Oh thank you so much.....!!!! I feel honoured 🥺❤
I think the best general advice I can think of is just not to be afraid to experiment or go outside your comfort zone!!
It was hard to pick something to talk about in this reply, but this has helped me a bunch and is not something I see people talk about so often.
There's always something you'll be best at or do most often (what I mean by a comfort zone) and you will improve that specific skill by practicing it of course, but it also helps a surprising amount to do completely different stuff every now and then too!
Like for example if you mostly just draw humans, take a quick break sometimes - every few weeks maybe - to play around with animals or landscapes or whatever (and it doesn't matter if they look bad because its not your strength, you don't have to show anyone dsjhdfs) then when you go back to your usual stuff you'll feel it a little easier, and be able to see things with fresher eyes. That helps improvement a lot, at least in my experience!! Its also something I like to do whenever I'm feeling kind of stuck or art blocked.
I'm also really big on experimenting with art styles and I definitely think it's a useful thing to try (as well as just being fun!!) especially for beginner artists. What I mean by this is like... try experimenting with both cartoony styles and realistic ones, cel shading vs painting, clean linework vs just colouring a sketch, thick lines and thin lines or even no lines, smooth brushes or textured ones, just trying out different brushes in general.
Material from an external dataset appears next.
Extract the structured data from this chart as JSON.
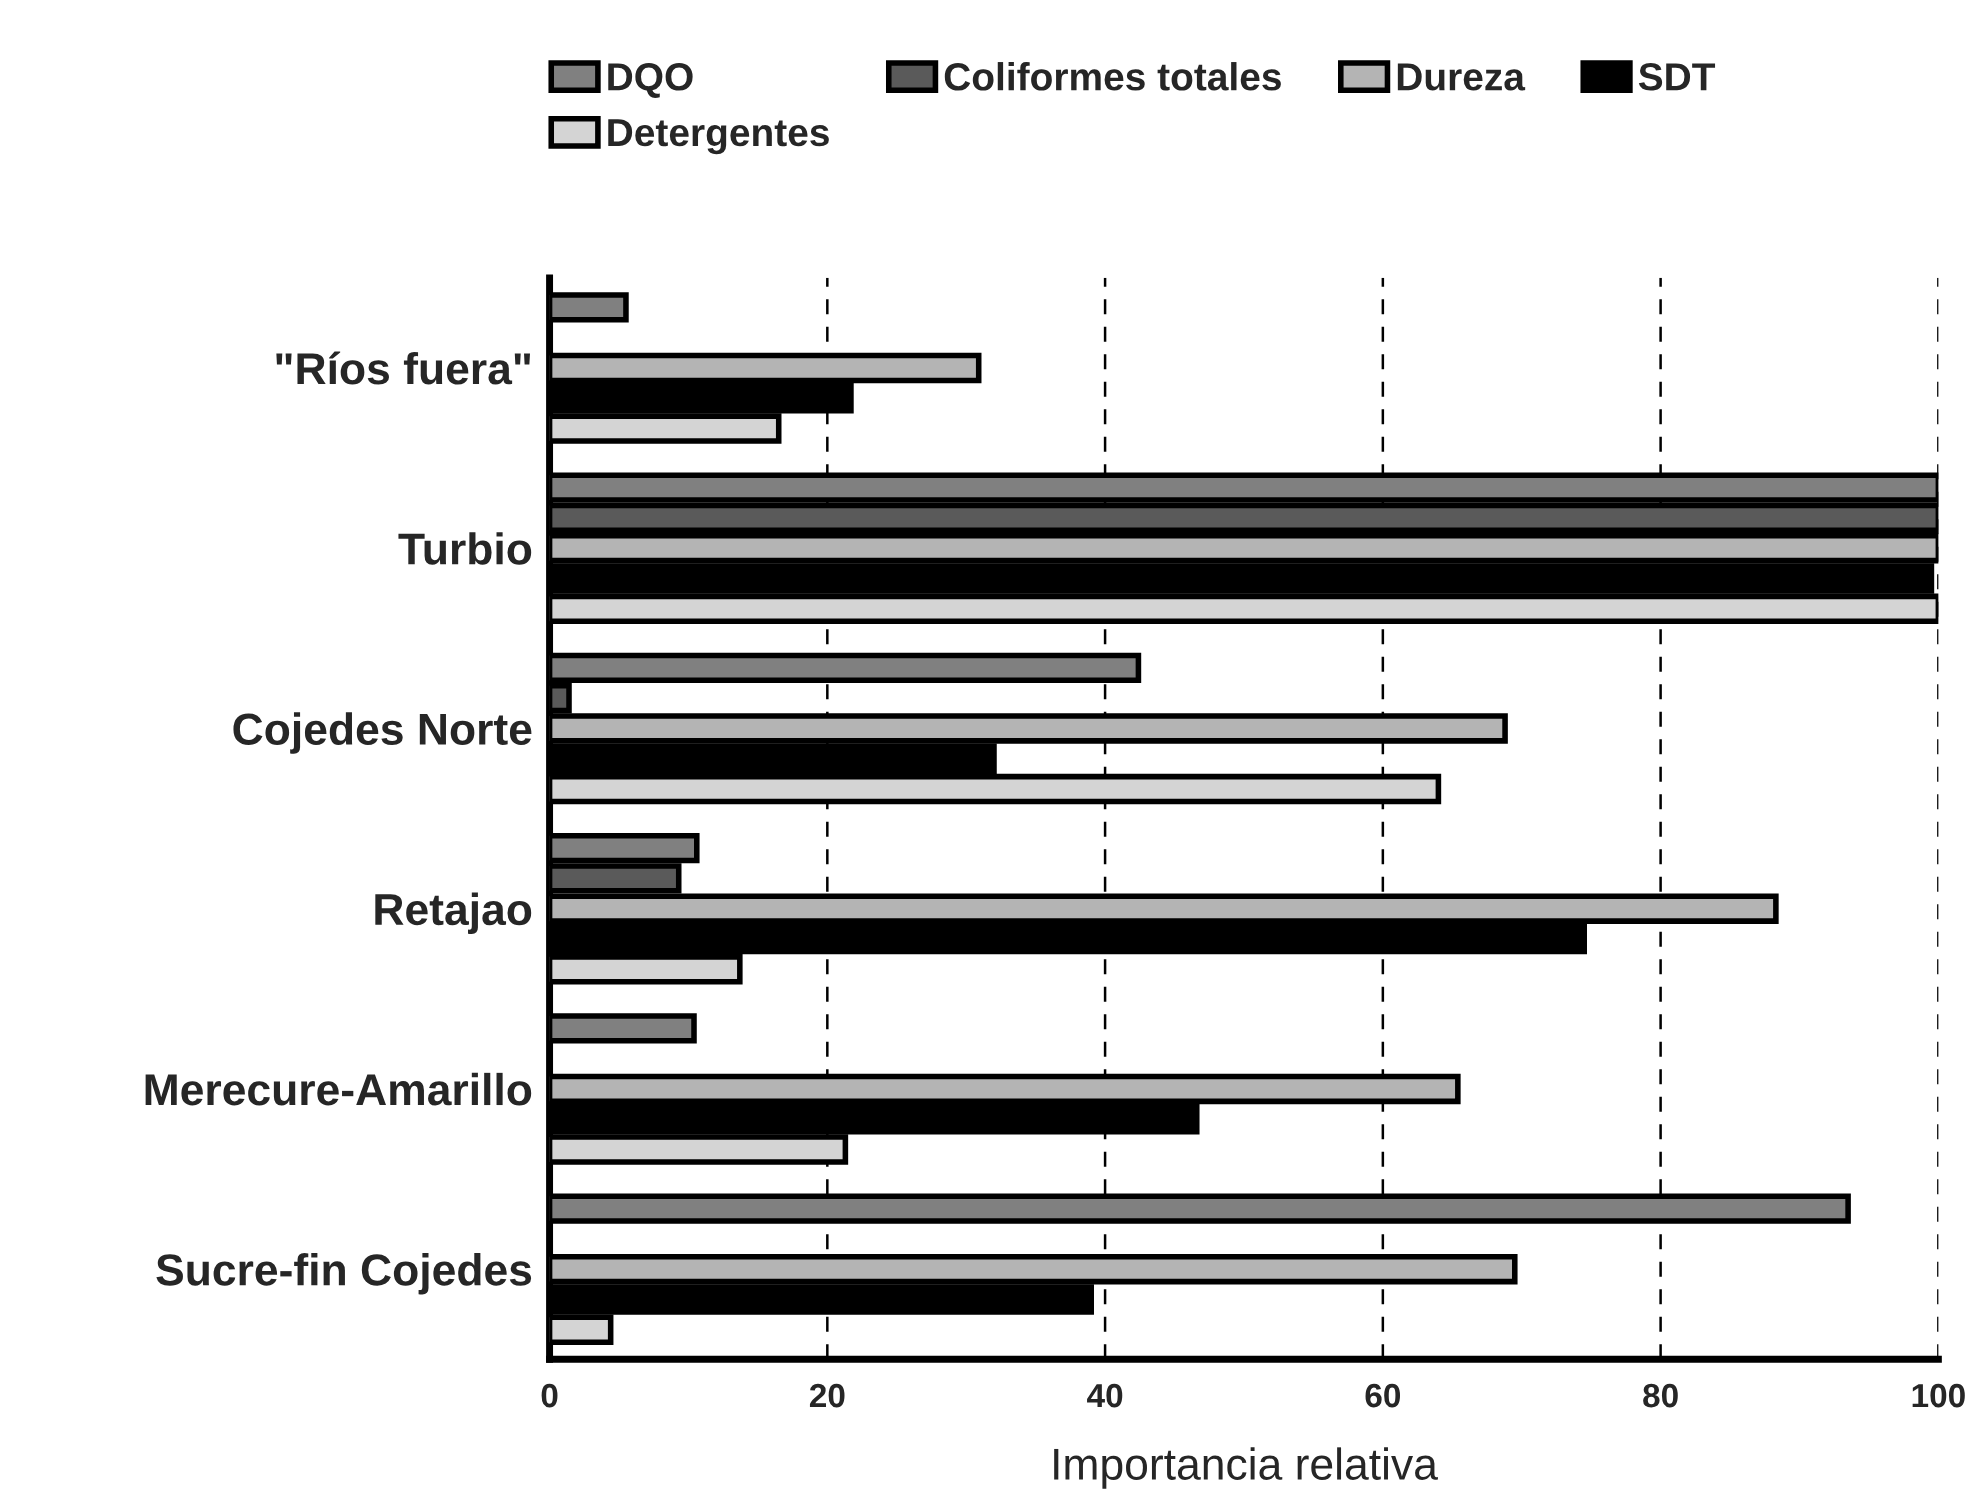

With digital art especially there's SO many different things you can do, and the best way to find which styles and techniques work best for you is honestly just to try all of them! It doesn't need to be done in some gruelling long practice phase before you're ready to start posting either, you can experiment with your normal fan art and stuff. It may make your art look "inconsistent" but honestly... who cares sjjddndbd (I have the most inconsistent art on earth and you guys don't mind!!)
I guess in summary... its always worth it to try different and new things, even if they turn out badly you will still learn from the experience. And let yourself have fun above all else because it sounds corny but it really is the most important thing... nothing will help develop your skill or give you inspiration more than passion, so don't feel bad letting your art be as self indulgent as you want!